No sooner had he discovered her corpse than Venetia Digby's husband summoned his friend, the artist Anthony Van Dyck, to paint it. The consequent picture, re-united with Van Dyck's portrait Venetia Stanley, Lady Digby as Prudence, forms the centrepiece of Dulwich's display. At first sight, the contrast between the two paintings appears obvious - the one a classic funerary portrait, the other a celebration of one of the century's beauties. The reality, however, is very different.

Sir Kenelm Digby was a complex man. Three at the time of his father's execution for involvement in the Gunpowder Plot, Digby became an intimate of Charles I. The model of a well-rounded, post-Renaissance man, he was both a devoted Christian and an amateur alchemist. His love affair with Venetia Stanley had captivated the imagination of fashionable society in engravings, popular ballads and poetry. When Venetia died, it was not only her husband who mourned, but the entire Stuart world.

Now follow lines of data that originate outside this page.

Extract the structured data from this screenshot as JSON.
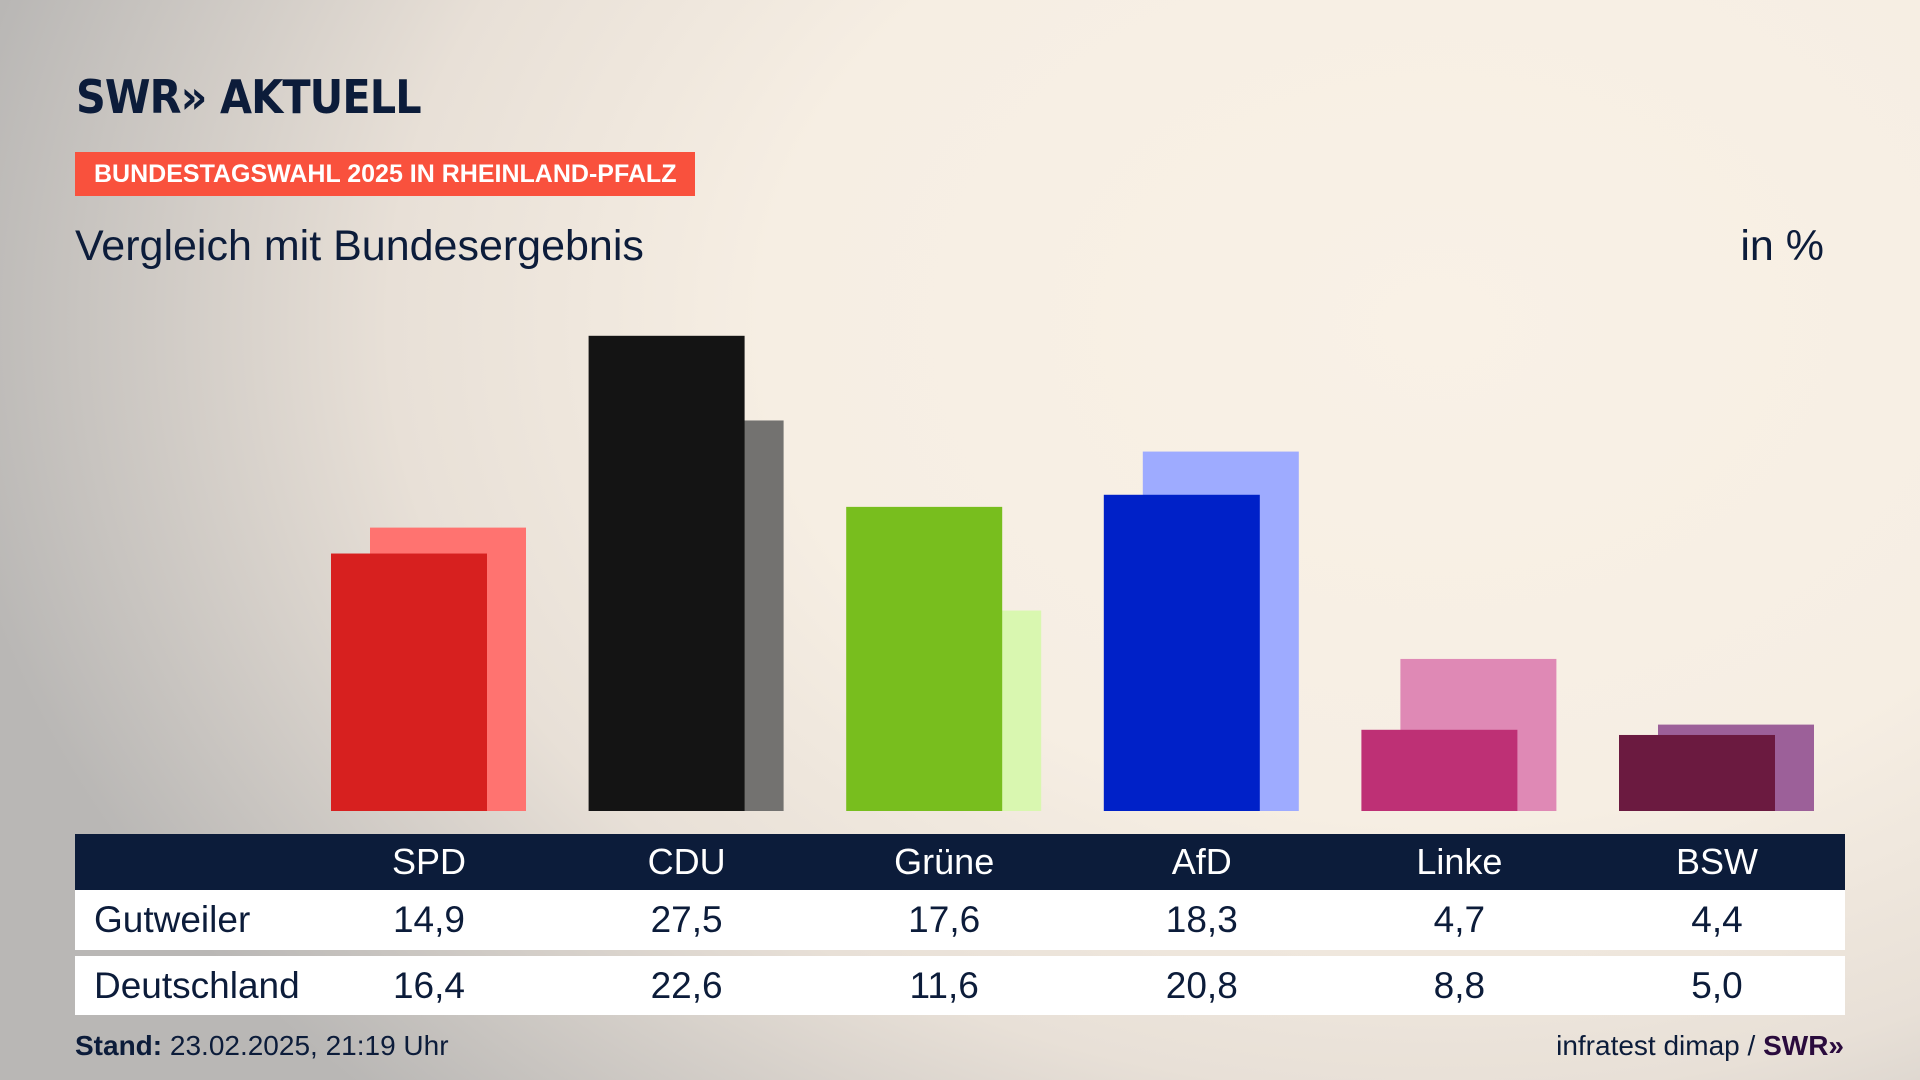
{
  "header": {
    "logo": "SWR» AKTUELL",
    "tag": "BUNDESTAGSWAHL 2025 IN RHEINLAND-PFALZ",
    "subtitle": "Vergleich mit Bundesergebnis",
    "unit": "in %"
  },
  "chart_data": {
    "type": "bar",
    "title": "Vergleich mit Bundesergebnis",
    "ylabel": "in %",
    "ylim": [
      0,
      27.5
    ],
    "categories": [
      "SPD",
      "CDU",
      "Grüne",
      "AfD",
      "Linke",
      "BSW"
    ],
    "series": [
      {
        "name": "Gutweiler",
        "values": [
          14.9,
          27.5,
          17.6,
          18.3,
          4.7,
          4.4
        ],
        "labels": [
          "14,9",
          "27,5",
          "17,6",
          "18,3",
          "4,7",
          "4,4"
        ],
        "colors": [
          "#d7201f",
          "#141414",
          "#78be1e",
          "#0021c8",
          "#be3075",
          "#6b1a40"
        ]
      },
      {
        "name": "Deutschland",
        "values": [
          16.4,
          22.6,
          11.6,
          20.8,
          8.8,
          5.0
        ],
        "labels": [
          "16,4",
          "22,6",
          "11,6",
          "20,8",
          "8,8",
          "5,0"
        ],
        "colors": [
          "#ff7370",
          "#737270",
          "#d9f7b0",
          "#9eabff",
          "#df89b5",
          "#9c6099"
        ]
      }
    ]
  },
  "footer": {
    "stand_label": "Stand:",
    "stand_value": "23.02.2025, 21:19 Uhr",
    "source": "infratest dimap / ",
    "source_logo": "SWR»"
  }
}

It was Digby's grief, though, that inspired the two principal images at Dulwich. Venetia's portrait as Prudence is not a study from life, but a posthumously painted apotheosis. In this extravagant, Titianesque allegory, Van Dyck shows Lady Digby, her features borrowed from his earlier portrait of the Digby family, with her hands resting (a little fancifully) on the doves of Chastity as she triumphs over two-faced Deceit and tramples underfoot a cherub with a smouldering torch - an enduring symbol of Death.

Paradoxically, the painting of Venetia on her deathbed was painted "from life". Unlike the other deathbed portraits on view here, Venetia Digby is depicted at the very moment of death, one eye half closed, as she passes from sleep into eternity. We sense the increasing weight of her head as it drops into the downy softness of the pillow. The only hint at other- worldliness is the white light which falls unnaturally upon her face, lifting her, almost literally, above the picture plane.

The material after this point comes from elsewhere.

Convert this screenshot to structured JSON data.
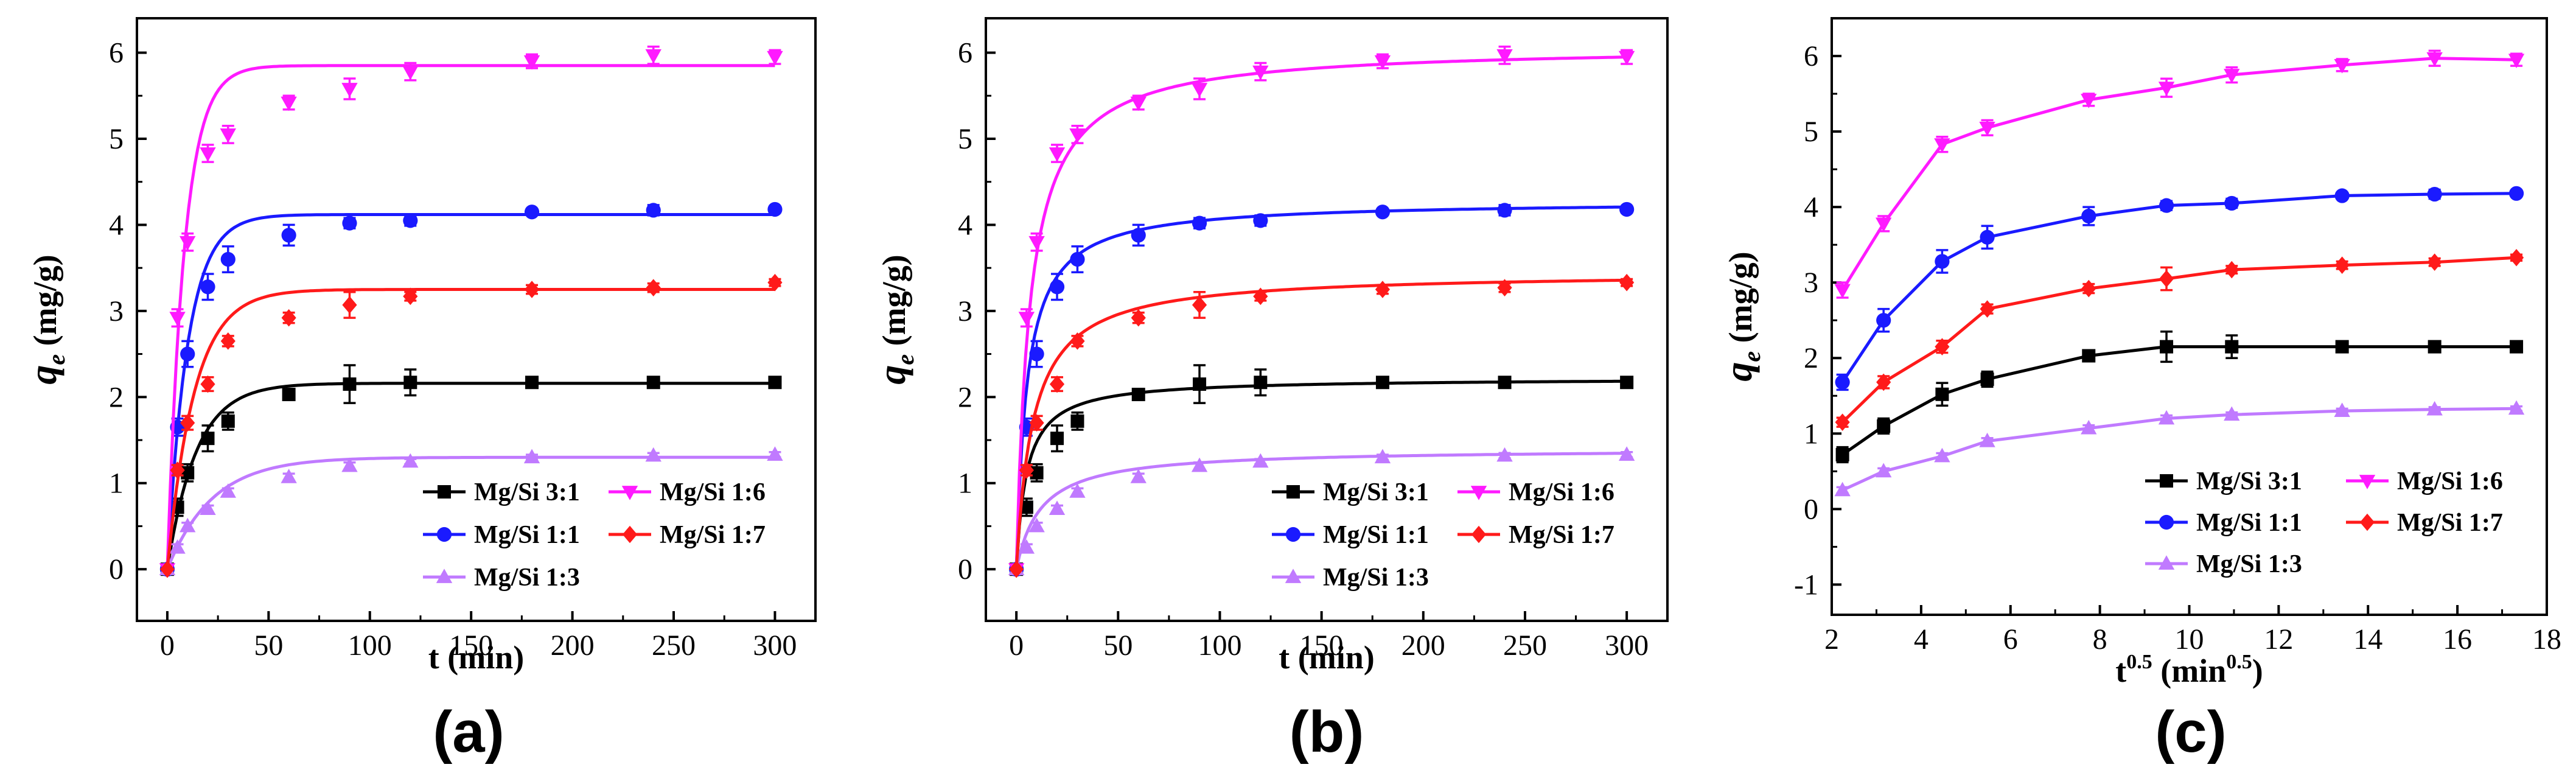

On receipt of the picture, Sir Kenelm noted: "One could not distinguish whether it were of a sleeping or of a dead bodie," and, placing it beside his bed, would gaze at it every night.

Just as the deathbed picture allowed him to preserve Venetia's last earthly minutes, in her portrait as Prudence he could visualise his beloved as she would surely appear to him in Paradise. For Digby had his own theories of resurrection. Troubled by the contradictions of his faith and his scientific empiricism, he had famously attempted to regenerate a crayfish. In commissioning Van Dyck to paint his late wife, he was creating tangible evidence of the afterlife. Here, in paint, Sir Kenelm Digby finally found proof of the resurrection.